CVE-2015-5174

Name of the Vulnerable Software and Affected Versions Apache Tomcat versions 6.0.0 through 6.0.44 Apache Tomcat versions 7.0.0 through 7.0.64 Apache Tomcat versions 8.0.0 through 8.0.26

Description The issue is related to a directory traversal vulnerability in the RequestUtil.java file. This vulnerability allows remote authenticated users to bypass intended SecurityManager restrictions and list a parent directory via a /.. (slash dot dot) in a pathname used by a web application in a getResource, getResourceAsStream, or getResourcePaths call. The vulnerability can be exploited by using the "/.." symbols in the path name, which can allow an attacker to obtain a directory listing for the directory in which the web application had been deployed, typically $CATALINA BASE/webapps. This should not be possible when running under a security manager.

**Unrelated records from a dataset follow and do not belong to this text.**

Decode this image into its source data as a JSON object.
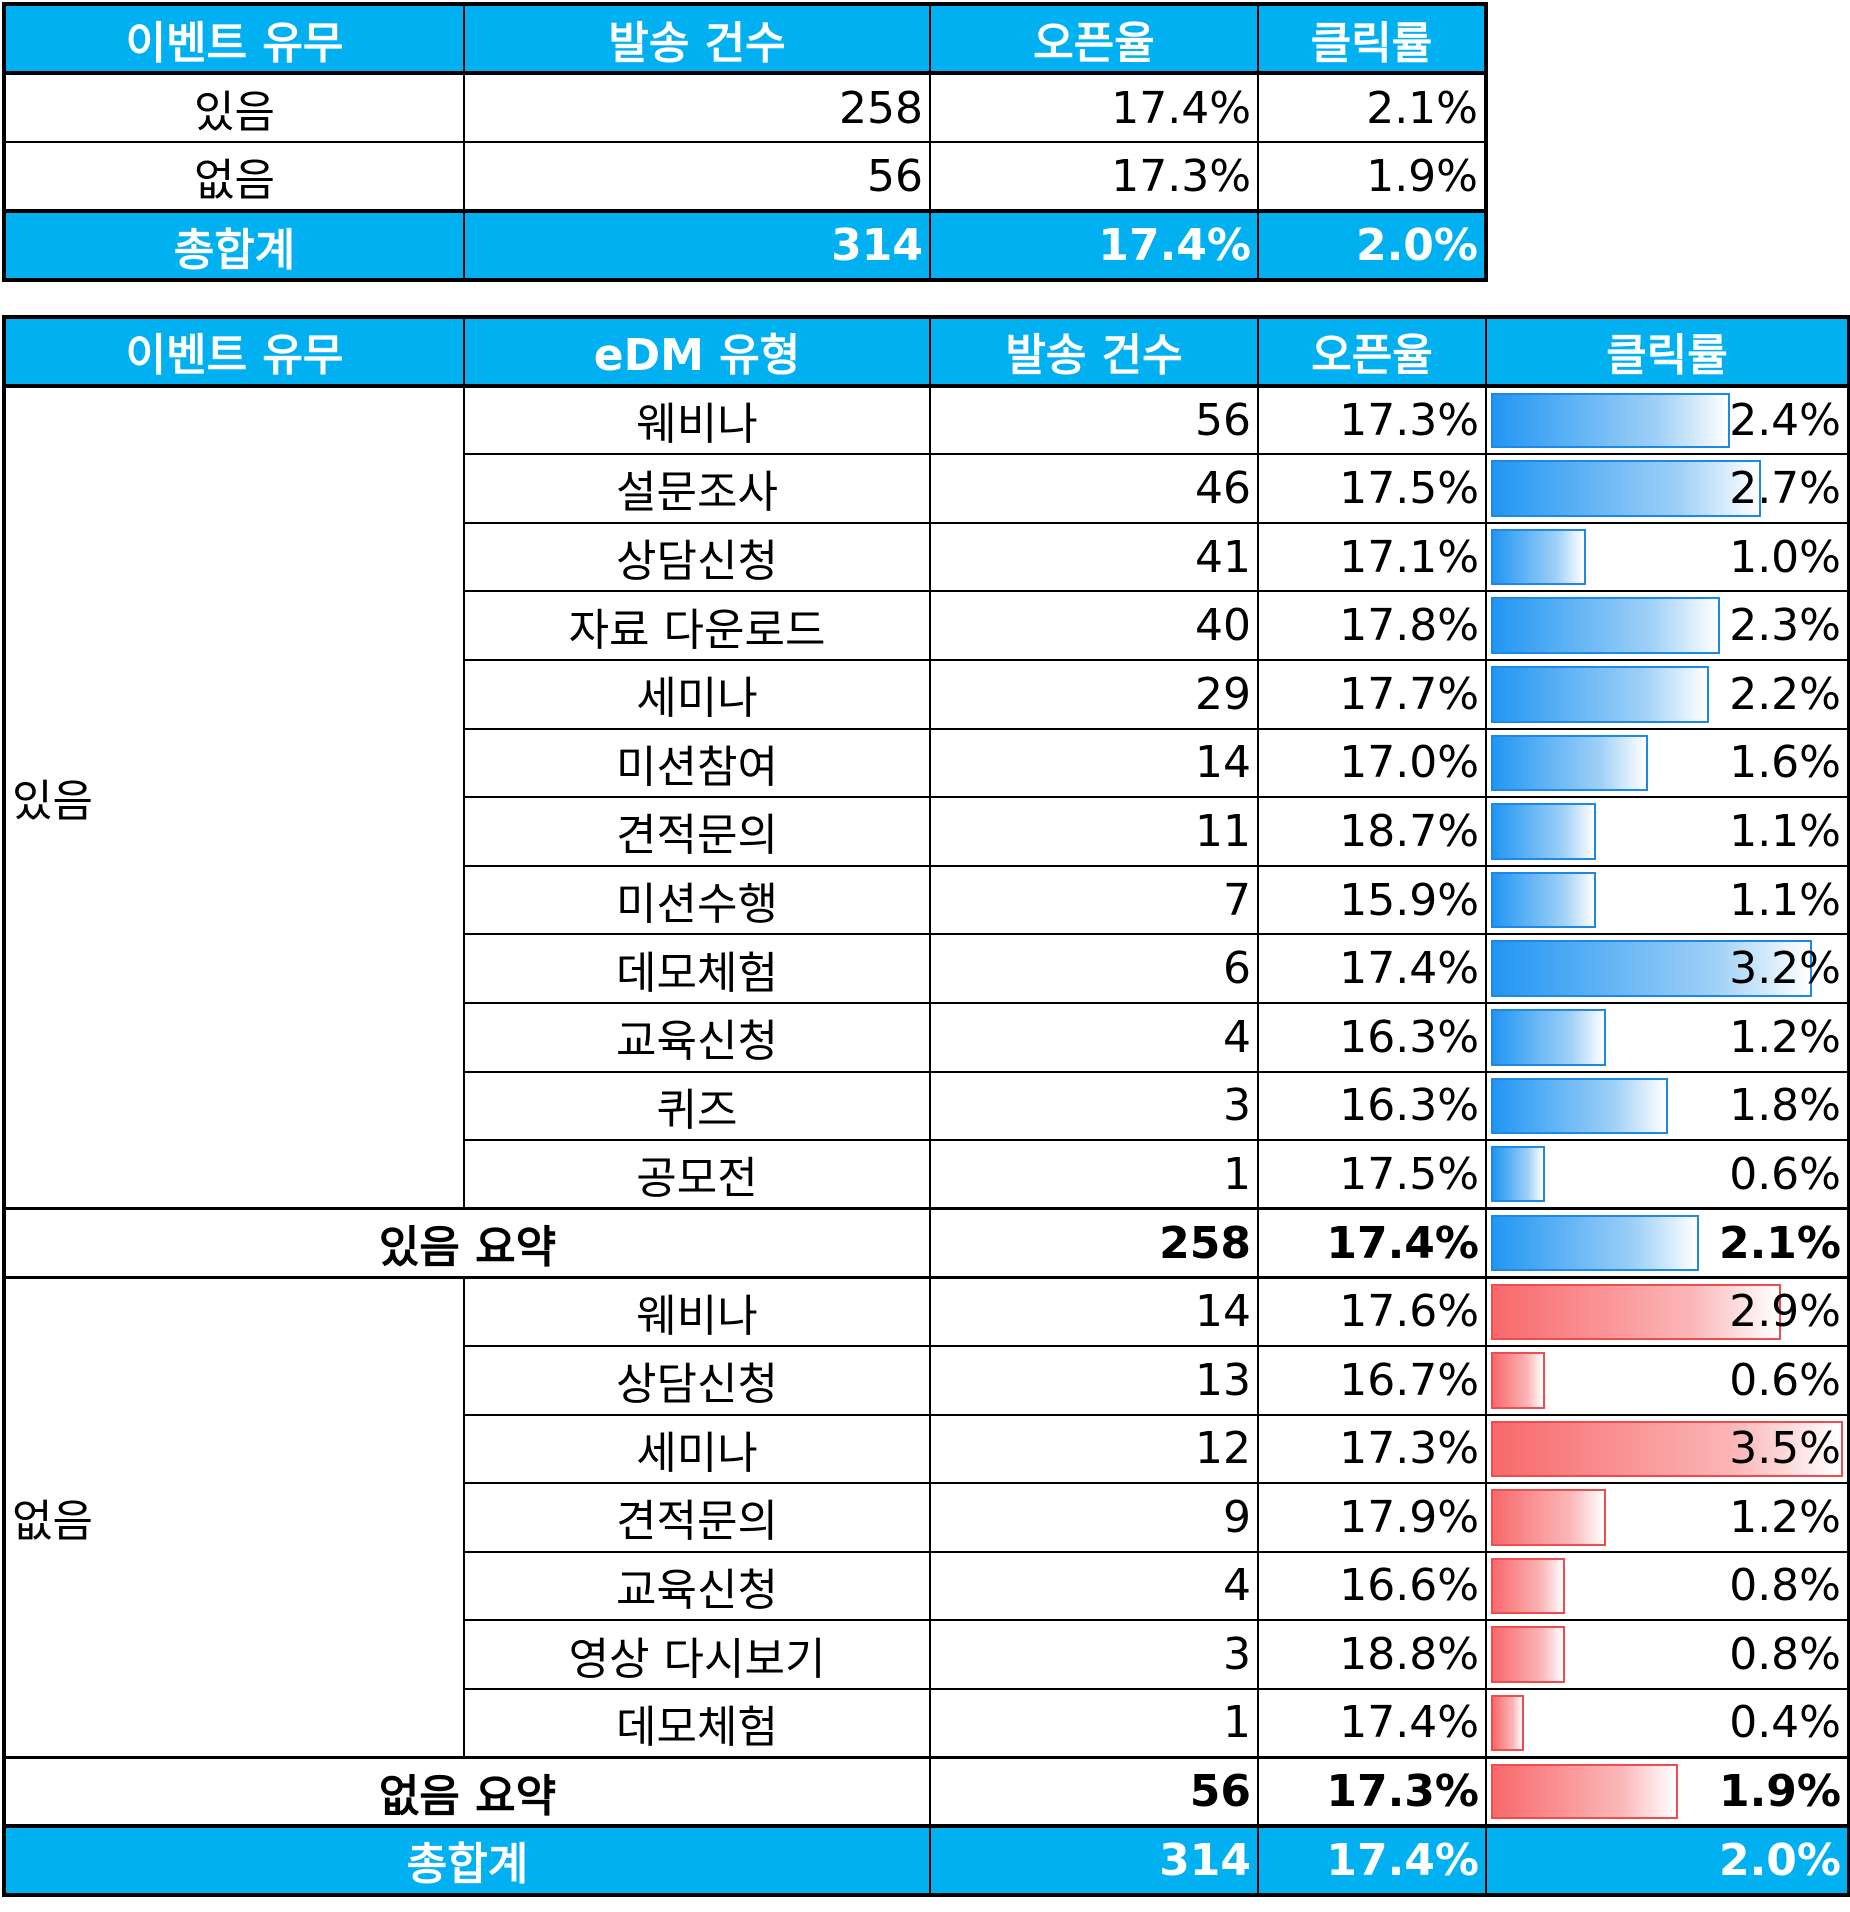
{
  "summary_table": {
    "headers": [
      "이벤트 유무",
      "발송 건수",
      "오픈율",
      "클릭률"
    ],
    "rows": [
      {
        "event": "있음",
        "count": "258",
        "open": "17.4%",
        "click": "2.1%"
      },
      {
        "event": "없음",
        "count": "56",
        "open": "17.3%",
        "click": "1.9%"
      }
    ],
    "total": {
      "label": "총합계",
      "count": "314",
      "open": "17.4%",
      "click": "2.0%"
    }
  },
  "detail_table": {
    "headers": [
      "이벤트 유무",
      "eDM 유형",
      "발송 건수",
      "오픈율",
      "클릭률"
    ],
    "groups": [
      {
        "label": "있음",
        "bar_color": "blue",
        "rows": [
          {
            "type": "웨비나",
            "count": "56",
            "open": "17.3%",
            "click": "2.4%",
            "click_value": 2.4
          },
          {
            "type": "설문조사",
            "count": "46",
            "open": "17.5%",
            "click": "2.7%",
            "click_value": 2.7
          },
          {
            "type": "상담신청",
            "count": "41",
            "open": "17.1%",
            "click": "1.0%",
            "click_value": 1.0
          },
          {
            "type": "자료 다운로드",
            "count": "40",
            "open": "17.8%",
            "click": "2.3%",
            "click_value": 2.3
          },
          {
            "type": "세미나",
            "count": "29",
            "open": "17.7%",
            "click": "2.2%",
            "click_value": 2.2
          },
          {
            "type": "미션참여",
            "count": "14",
            "open": "17.0%",
            "click": "1.6%",
            "click_value": 1.6
          },
          {
            "type": "견적문의",
            "count": "11",
            "open": "18.7%",
            "click": "1.1%",
            "click_value": 1.1
          },
          {
            "type": "미션수행",
            "count": "7",
            "open": "15.9%",
            "click": "1.1%",
            "click_value": 1.1
          },
          {
            "type": "데모체험",
            "count": "6",
            "open": "17.4%",
            "click": "3.2%",
            "click_value": 3.2
          },
          {
            "type": "교육신청",
            "count": "4",
            "open": "16.3%",
            "click": "1.2%",
            "click_value": 1.2
          },
          {
            "type": "퀴즈",
            "count": "3",
            "open": "16.3%",
            "click": "1.8%",
            "click_value": 1.8
          },
          {
            "type": "공모전",
            "count": "1",
            "open": "17.5%",
            "click": "0.6%",
            "click_value": 0.6
          }
        ],
        "summary": {
          "label": "있음 요약",
          "count": "258",
          "open": "17.4%",
          "click": "2.1%",
          "click_value": 2.1
        }
      },
      {
        "label": "없음",
        "bar_color": "red",
        "rows": [
          {
            "type": "웨비나",
            "count": "14",
            "open": "17.6%",
            "click": "2.9%",
            "click_value": 2.9
          },
          {
            "type": "상담신청",
            "count": "13",
            "open": "16.7%",
            "click": "0.6%",
            "click_value": 0.6
          },
          {
            "type": "세미나",
            "count": "12",
            "open": "17.3%",
            "click": "3.5%",
            "click_value": 3.5
          },
          {
            "type": "견적문의",
            "count": "9",
            "open": "17.9%",
            "click": "1.2%",
            "click_value": 1.2
          },
          {
            "type": "교육신청",
            "count": "4",
            "open": "16.6%",
            "click": "0.8%",
            "click_value": 0.8
          },
          {
            "type": "영상 다시보기",
            "count": "3",
            "open": "18.8%",
            "click": "0.8%",
            "click_value": 0.8
          },
          {
            "type": "데모체험",
            "count": "1",
            "open": "17.4%",
            "click": "0.4%",
            "click_value": 0.4
          }
        ],
        "summary": {
          "label": "없음 요약",
          "count": "56",
          "open": "17.3%",
          "click": "1.9%",
          "click_value": 1.9
        }
      }
    ],
    "total": {
      "label": "총합계",
      "count": "314",
      "open": "17.4%",
      "click": "2.0%"
    },
    "click_bar_max": 3.5
  }
}
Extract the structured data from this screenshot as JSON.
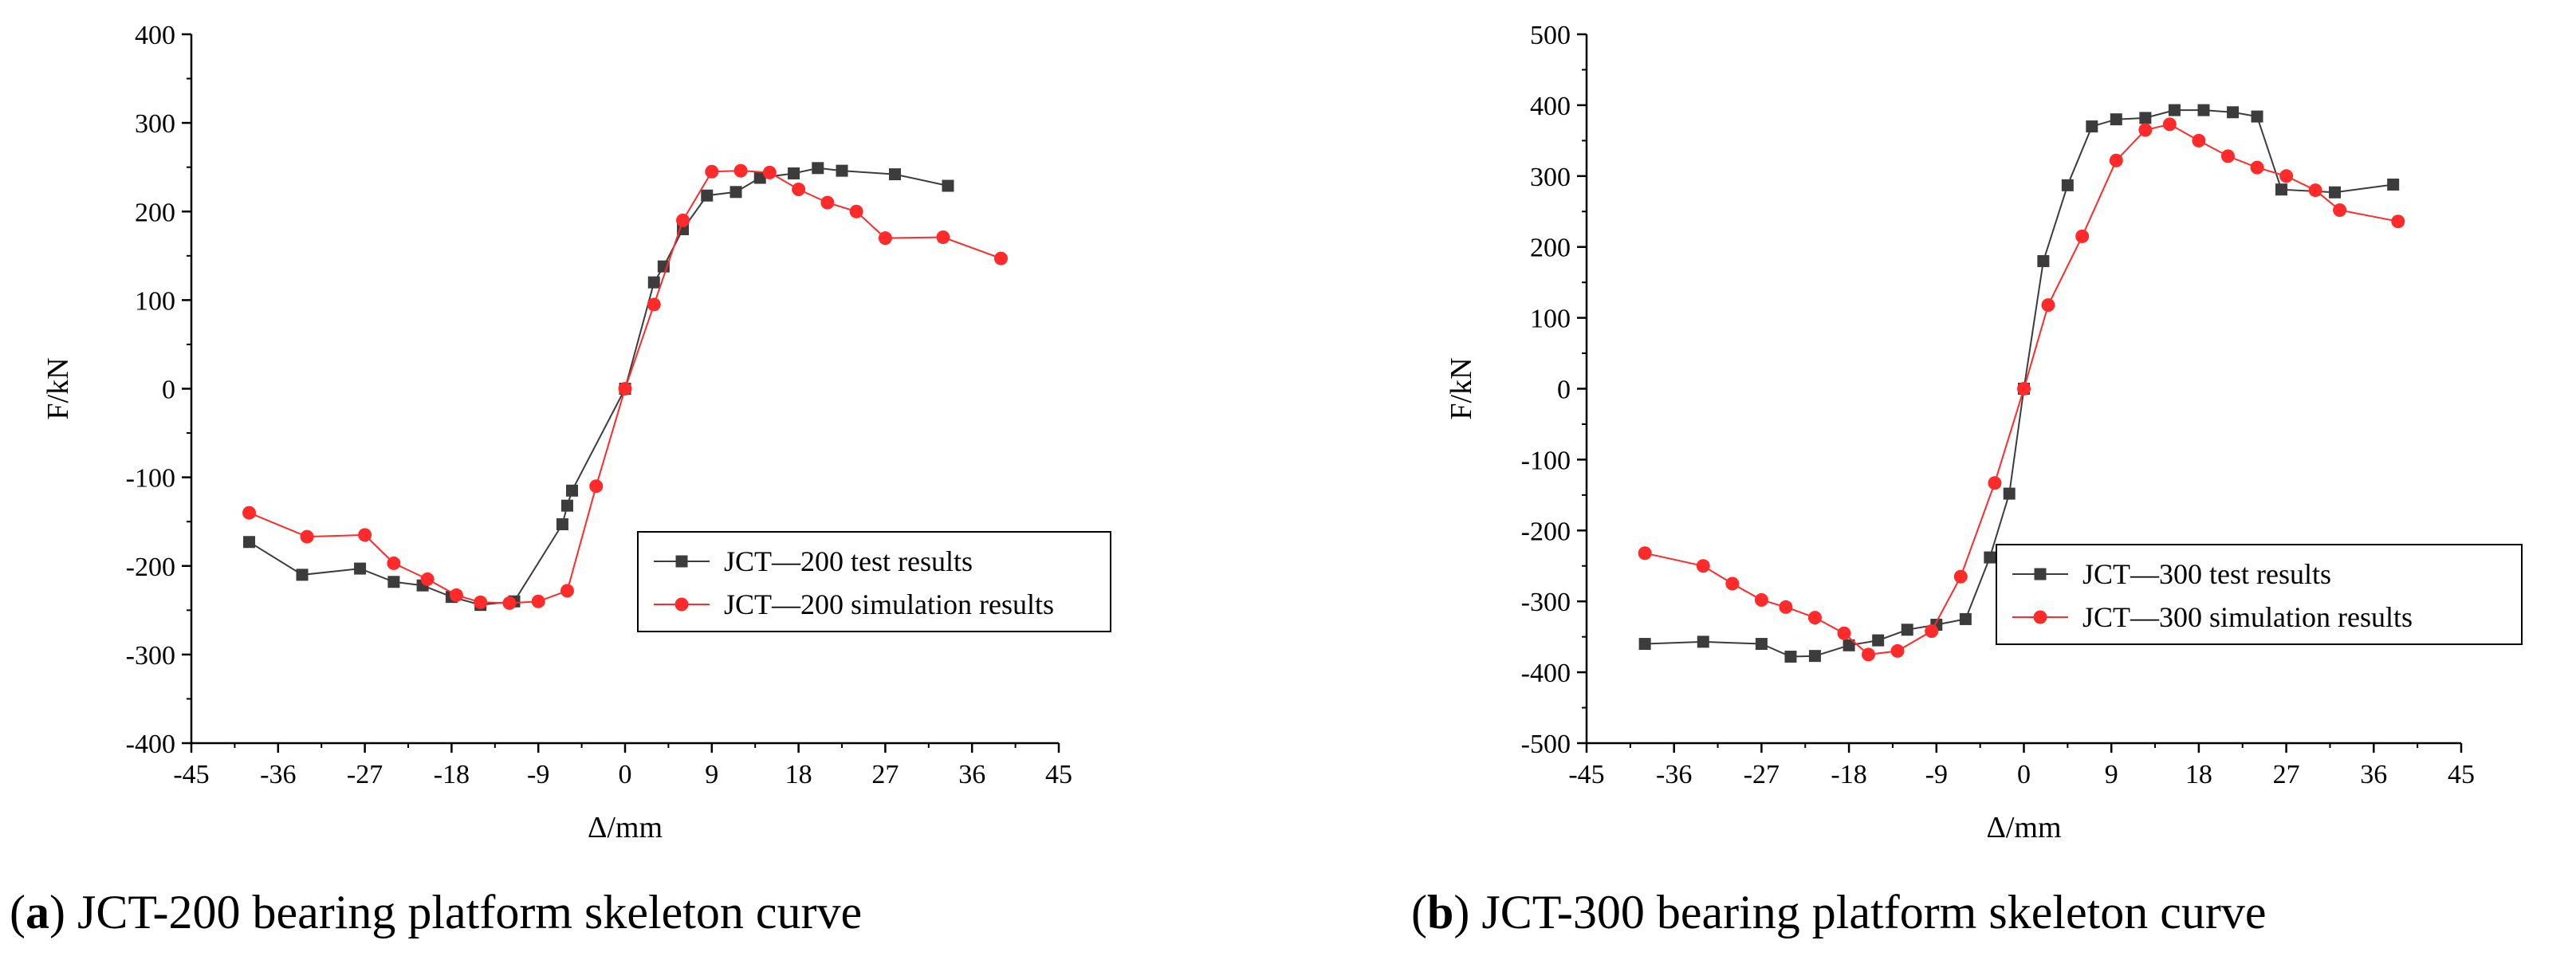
{
  "charts": [
    {
      "caption_letter": "a",
      "caption_text": "JCT-200 bearing platform skeleton curve"
    },
    {
      "caption_letter": "b",
      "caption_text": "JCT-300 bearing platform skeleton curve"
    }
  ],
  "chart_data": [
    {
      "type": "line",
      "title": "",
      "xlabel": "Δ/mm",
      "ylabel": "F/kN",
      "xlim": [
        -45,
        45
      ],
      "ylim": [
        -400,
        400
      ],
      "xticks": [
        "-45",
        "-36",
        "-27",
        "-18",
        "-9",
        "0",
        "9",
        "18",
        "27",
        "36",
        "45"
      ],
      "yticks": [
        "400",
        "300",
        "200",
        "100",
        "0",
        "-100",
        "-200",
        "-300",
        "-400"
      ],
      "legend_position": "lower-right",
      "series": [
        {
          "name": "JCT—200 test results",
          "color": "#3c3c3c",
          "marker": "square",
          "x": [
            -39,
            -33.5,
            -27.5,
            -24,
            -21,
            -18,
            -15,
            -11.5,
            -6.5,
            -6,
            -5.5,
            0,
            3,
            4,
            6,
            8.5,
            11.5,
            14,
            17.5,
            20,
            22.5,
            28,
            33.5
          ],
          "y": [
            -173,
            -210,
            -203,
            -218,
            -222,
            -235,
            -244,
            -240,
            -153,
            -132,
            -115,
            0,
            120,
            138,
            180,
            218,
            222,
            238,
            243,
            249,
            246,
            242,
            229
          ]
        },
        {
          "name": "JCT—200 simulation results",
          "color": "#ff2a2a",
          "marker": "circle",
          "x": [
            -39,
            -33,
            -27,
            -24,
            -20.5,
            -17.5,
            -15,
            -12,
            -9,
            -6,
            -3,
            0,
            3,
            6,
            9,
            12,
            15,
            18,
            21,
            24,
            27,
            33,
            39
          ],
          "y": [
            -140,
            -167,
            -165,
            -197,
            -215,
            -233,
            -241,
            -242,
            -240,
            -228,
            -110,
            0,
            95,
            190,
            245,
            246,
            244,
            225,
            210,
            200,
            170,
            171,
            147
          ]
        }
      ]
    },
    {
      "type": "line",
      "title": "",
      "xlabel": "Δ/mm",
      "ylabel": "F/kN",
      "xlim": [
        -45,
        45
      ],
      "ylim": [
        -500,
        500
      ],
      "xticks": [
        "-45",
        "-36",
        "-27",
        "-18",
        "-9",
        "0",
        "9",
        "18",
        "27",
        "36",
        "45"
      ],
      "yticks": [
        "500",
        "400",
        "300",
        "200",
        "100",
        "0",
        "-100",
        "-200",
        "-300",
        "-400",
        "-500"
      ],
      "legend_position": "lower-right",
      "series": [
        {
          "name": "JCT—300 test results",
          "color": "#3c3c3c",
          "marker": "square",
          "x": [
            -39,
            -33,
            -27,
            -24,
            -21.5,
            -18,
            -15,
            -12,
            -9,
            -6,
            -3.5,
            -1.5,
            0,
            2,
            4.5,
            7,
            9.5,
            12.5,
            15.5,
            18.5,
            21.5,
            24,
            26.5,
            32,
            38
          ],
          "y": [
            -360,
            -357,
            -360,
            -378,
            -377,
            -362,
            -355,
            -340,
            -333,
            -325,
            -238,
            -148,
            0,
            180,
            287,
            370,
            380,
            382,
            393,
            393,
            390,
            384,
            281,
            277,
            288
          ]
        },
        {
          "name": "JCT—300 simulation results",
          "color": "#ff2a2a",
          "marker": "circle",
          "x": [
            -39,
            -33,
            -30,
            -27,
            -24.5,
            -21.5,
            -18.5,
            -16,
            -13,
            -9.5,
            -6.5,
            -3,
            0,
            2.5,
            6,
            9.5,
            12.5,
            15,
            18,
            21,
            24,
            27,
            30,
            32.5,
            38.5
          ],
          "y": [
            -232,
            -250,
            -275,
            -298,
            -308,
            -323,
            -345,
            -375,
            -370,
            -342,
            -265,
            -133,
            0,
            118,
            215,
            322,
            365,
            373,
            350,
            328,
            312,
            300,
            280,
            252,
            236
          ]
        }
      ]
    }
  ]
}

Recommendations For Apache Tomcat versions 6.0.0 through 6.0.44, update to version 6.0.45 or later. For Apache Tomcat versions 7.0.0 through 7.0.64, update to version 7.0.65 or later. For Apache Tomcat versions 8.0.0 through 8.0.26, update to version 8.0.27 or later. As a temporary workaround, consider restricting access to the getResource, getResourceAsStream, and getResourcePaths methods to minimize the risk of exploitation.